Col. (Ret.) Tom Brewer is battle tested. And now, he’s entered an entirely new fray, challenging incumbent Adrian Smith for the 3rd Congressional seat in Nebraska. Both are Republicans.
Brewer has strong ties to Richardson County, having served and trained with Company B, the National Guard unit he says should never have been decommissioned.
National service runs strong through his veins. Brewer was severely wounded in December, 2011, in a rocket-propelled grenade attack near Kabul, Afghanistan, where he was serving as Chief of Operations for the U.S. Drug Enforcement Administration’s counter narcotics task force.
The wounds were significant enough that his military career was over. He could have retired, comfortably, but learned in travels across Nebraska, that more service was needed. Brewer is answering that call.
“My first love was to stay in uniform,” Brewer said in an interview with the Journal. “It was a little heart-breaking,” he said of the injuries that prevented further military service.
As he traveled the state, on behalf of Wounded Warriors, Native American youth mentoring, Second Amendment rights and PTSD, people asked, ‘Why don’t you run for Congress?’ His response: “I’m not a politician.” But, he said, the problem people cited was the “professional politician” label. “I don’t want to do that,” Brewer said. “But shame on me if I’m not willing to make a difference . . . to change things.”
He said the 3rd District, which includes Richardson County, needs “someone strong,” who will represent them and their opinions. “I believe I can make a difference,” he said. “We need decisive leadership” and that doesn’t happen with “a career politican.”
Brewer invited anyone to compare his resume with that of incumbent Smith. Brewer has responded to national disasters (Katrina), served nearly eight years in Afghanistan and negotiated with foreign people whose agendas are quite different from those of the American people.
“I believe I can make a difference. We need decisive leadership . . . and you don’t have that with career politicians.” He questioned at what point Rep. Smith “has ever led,” rather pointed to the Congressman’s strong ties to party line.
“I don’t care what (Speaker) John Boehner says,” Brewer said. “I don’t like to be told what to do. The people (of your District) should tell you.”
Brewer said in Congress he would be open to compromise, rather than the “standstill” that now exists. “You are not going to get legislation (passed)” without compromise and negotiation, he said. “You’re never going to get anywhere if you stand at the ends and just yell at each other . . . and that’s kind of where we’re at.”
Brewer said part of the problem in Congress has to do with a lack of leadership. Part of the problem, he said, is a shortage of veterans in Congress. “Most (members) have never served, thus the “teamwork and unity to accomplish the mission is absent.”

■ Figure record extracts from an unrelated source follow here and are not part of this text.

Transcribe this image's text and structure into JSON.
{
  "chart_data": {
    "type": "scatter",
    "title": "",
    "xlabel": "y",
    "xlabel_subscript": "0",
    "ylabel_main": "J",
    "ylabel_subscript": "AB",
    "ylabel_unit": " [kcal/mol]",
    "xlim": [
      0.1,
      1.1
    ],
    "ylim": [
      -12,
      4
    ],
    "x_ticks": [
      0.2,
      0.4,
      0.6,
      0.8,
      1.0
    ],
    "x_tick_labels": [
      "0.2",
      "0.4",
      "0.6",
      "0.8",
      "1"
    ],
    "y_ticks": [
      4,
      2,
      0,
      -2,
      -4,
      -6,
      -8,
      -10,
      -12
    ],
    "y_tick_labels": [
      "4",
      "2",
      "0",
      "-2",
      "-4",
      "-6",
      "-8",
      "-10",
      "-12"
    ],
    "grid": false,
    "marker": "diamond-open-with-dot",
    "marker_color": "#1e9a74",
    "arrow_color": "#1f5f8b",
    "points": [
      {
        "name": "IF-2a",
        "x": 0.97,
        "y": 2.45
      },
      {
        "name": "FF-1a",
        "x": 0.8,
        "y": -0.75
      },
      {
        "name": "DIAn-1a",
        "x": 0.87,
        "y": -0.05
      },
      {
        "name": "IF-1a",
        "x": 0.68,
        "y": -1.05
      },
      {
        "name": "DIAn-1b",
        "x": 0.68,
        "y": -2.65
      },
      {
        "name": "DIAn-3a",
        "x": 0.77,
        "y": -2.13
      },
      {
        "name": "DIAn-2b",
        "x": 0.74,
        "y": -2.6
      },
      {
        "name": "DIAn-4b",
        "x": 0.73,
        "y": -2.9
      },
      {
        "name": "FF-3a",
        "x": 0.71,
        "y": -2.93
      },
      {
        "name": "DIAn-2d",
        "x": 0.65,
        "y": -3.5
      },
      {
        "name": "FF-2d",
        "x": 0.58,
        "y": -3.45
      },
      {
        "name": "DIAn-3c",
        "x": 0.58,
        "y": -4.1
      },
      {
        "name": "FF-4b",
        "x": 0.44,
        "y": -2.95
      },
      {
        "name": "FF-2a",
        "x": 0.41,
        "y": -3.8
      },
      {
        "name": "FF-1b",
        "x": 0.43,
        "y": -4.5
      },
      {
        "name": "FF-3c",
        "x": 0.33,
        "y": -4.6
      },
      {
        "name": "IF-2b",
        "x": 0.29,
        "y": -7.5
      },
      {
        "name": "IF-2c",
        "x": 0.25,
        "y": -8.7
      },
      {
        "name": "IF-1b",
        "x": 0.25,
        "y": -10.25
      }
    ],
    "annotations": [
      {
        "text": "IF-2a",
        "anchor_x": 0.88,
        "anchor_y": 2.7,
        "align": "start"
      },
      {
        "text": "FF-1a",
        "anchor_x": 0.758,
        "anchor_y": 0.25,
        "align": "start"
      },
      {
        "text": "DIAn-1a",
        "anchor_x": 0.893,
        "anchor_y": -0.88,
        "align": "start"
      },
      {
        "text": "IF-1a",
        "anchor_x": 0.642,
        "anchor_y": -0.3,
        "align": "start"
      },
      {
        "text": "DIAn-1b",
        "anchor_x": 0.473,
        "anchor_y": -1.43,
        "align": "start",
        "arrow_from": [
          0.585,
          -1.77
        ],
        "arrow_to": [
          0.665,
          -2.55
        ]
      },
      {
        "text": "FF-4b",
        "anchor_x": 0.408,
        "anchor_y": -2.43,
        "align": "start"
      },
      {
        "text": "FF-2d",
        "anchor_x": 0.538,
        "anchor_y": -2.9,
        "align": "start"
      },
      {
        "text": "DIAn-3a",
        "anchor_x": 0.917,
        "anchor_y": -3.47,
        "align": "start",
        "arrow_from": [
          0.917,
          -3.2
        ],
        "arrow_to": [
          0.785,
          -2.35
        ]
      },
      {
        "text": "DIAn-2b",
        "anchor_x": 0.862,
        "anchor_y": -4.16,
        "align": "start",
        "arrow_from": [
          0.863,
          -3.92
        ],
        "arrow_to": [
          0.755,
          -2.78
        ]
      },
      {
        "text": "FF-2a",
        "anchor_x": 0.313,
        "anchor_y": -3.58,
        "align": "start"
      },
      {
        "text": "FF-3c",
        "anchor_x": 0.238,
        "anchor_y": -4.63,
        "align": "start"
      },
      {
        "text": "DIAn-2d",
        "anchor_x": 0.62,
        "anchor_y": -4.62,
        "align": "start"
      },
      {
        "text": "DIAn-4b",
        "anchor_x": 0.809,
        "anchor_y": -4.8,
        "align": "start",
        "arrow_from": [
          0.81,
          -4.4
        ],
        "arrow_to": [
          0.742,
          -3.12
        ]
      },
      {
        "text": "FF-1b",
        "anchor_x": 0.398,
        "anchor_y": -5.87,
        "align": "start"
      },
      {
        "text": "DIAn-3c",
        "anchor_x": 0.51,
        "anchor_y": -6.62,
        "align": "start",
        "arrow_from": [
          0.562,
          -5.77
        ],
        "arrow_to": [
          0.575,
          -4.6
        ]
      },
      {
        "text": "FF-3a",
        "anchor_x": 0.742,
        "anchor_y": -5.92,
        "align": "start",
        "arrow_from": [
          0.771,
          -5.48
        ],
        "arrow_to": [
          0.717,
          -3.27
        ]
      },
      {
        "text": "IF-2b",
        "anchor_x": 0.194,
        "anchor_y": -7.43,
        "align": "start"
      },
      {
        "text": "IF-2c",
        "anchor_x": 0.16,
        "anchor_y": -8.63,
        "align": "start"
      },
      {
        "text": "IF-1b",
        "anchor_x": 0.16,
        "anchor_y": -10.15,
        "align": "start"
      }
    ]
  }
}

“I’ll take a special interest in veterans,” Brewer said, describing them as “a neglected group.” He said he will also focus “on the size of government,” that is “out of control beyond words.” Brewer said a government that continues to “grow and grow,” while Rep. Smith has been in office, “can’t continue.” He said the national debt “has skyrocketed.”
The federal government, Brewer said, has approached “the perfect storm,” and is approaching “the breaking point,” which he believes will happen “in the next two to four years.” Brewer said the result will be a collapsed economy and higher taxes. “The problem is mismanagement in Congress,” he said, poor management for the past 20 years.

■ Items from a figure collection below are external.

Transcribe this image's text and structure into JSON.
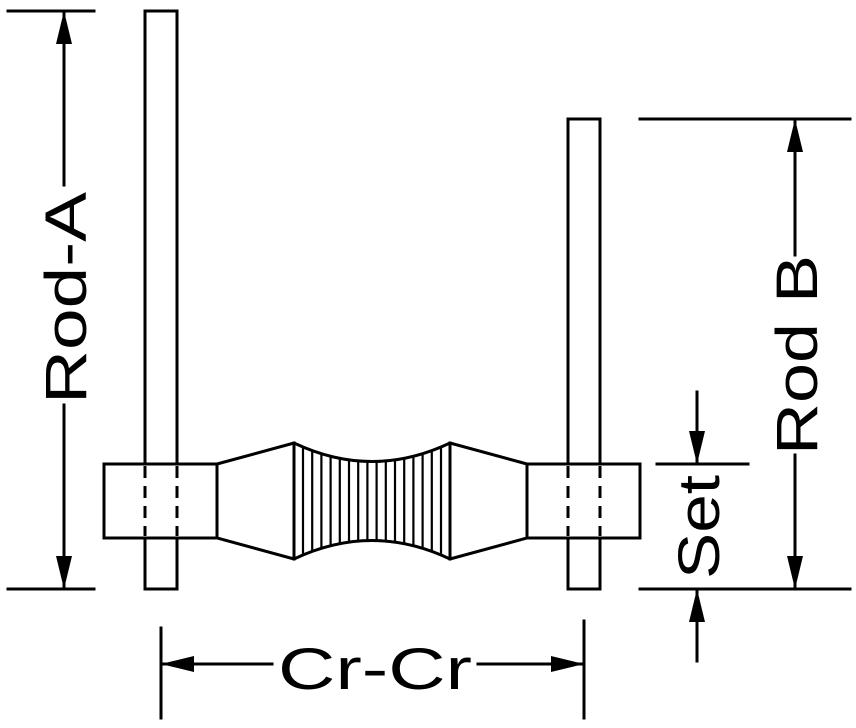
{
  "labels": {
    "rod_a": "Rod-A",
    "rod_b": "Rod B",
    "set": "Set",
    "cr_cr": "Cr-Cr"
  },
  "colors": {
    "stroke": "#000000",
    "background": "#ffffff"
  }
}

As to his opponent in the Republican primary, Brewer said Smith’s campaign war chest should not be a “green light” to be a “Congressman forever.”
Brewer said he will “put in the windshield time” and meet the people of the district. His plan is to get “eyeball to eyeball” with potential constituents and explain his “passions.” With Congressional approval ratings at about 15 percent, “it may be time for a change,” Brewer said.
The candidate pointed to shriveling towns and the “brain drain” in the 3rd District, realities that are not being addressed, he said. “I’m an old soldier,” he said, but maybe people “don’t want a politician” to represent them. Rather, “a guy who gives a hoot.”
“My dream now” that his military career is over, “is to make life better for the people I would represent.” He said Falls City has always been one of his favorite places, where he has spoken at a variety of veterans’ events. “It has a hometown feel,” Brewer said.
Brewer had fond things to say about two local veterans, Mark Jones and the late Marshal Maddox. “I came here (to Company B) as a 2nd Lt. in 1984, 85 and 86,” Brewer said. “Mark was the Commanding Officer and Rex Jones was the 1st Sgt. This is where I kind of grew up.”
He said Platoon Sgt. Maddox was “a hard Vietnam Vet,” who took “great pride in mentoring and coaching” his soldiers, while instilling the knowledge that officers have a real responsibility for those in their command. Maddox, Brewer said, could be “hell on wheels,” but noted that
“I’m a better person for having Maddox as my Platoon Sergeant.” Drills “were never boring,” Col. Brewer said.
He added that Falls City, with Commander Jones and Maddox, was “a great place to be,” and the training both believed in was critical. Brewer also said that Company B was “a part of the community” and “part of the fabric of the community.” He lamented that so many Guard units have been consolidated.
Of Maddox, Brewer said “he formed my clay.”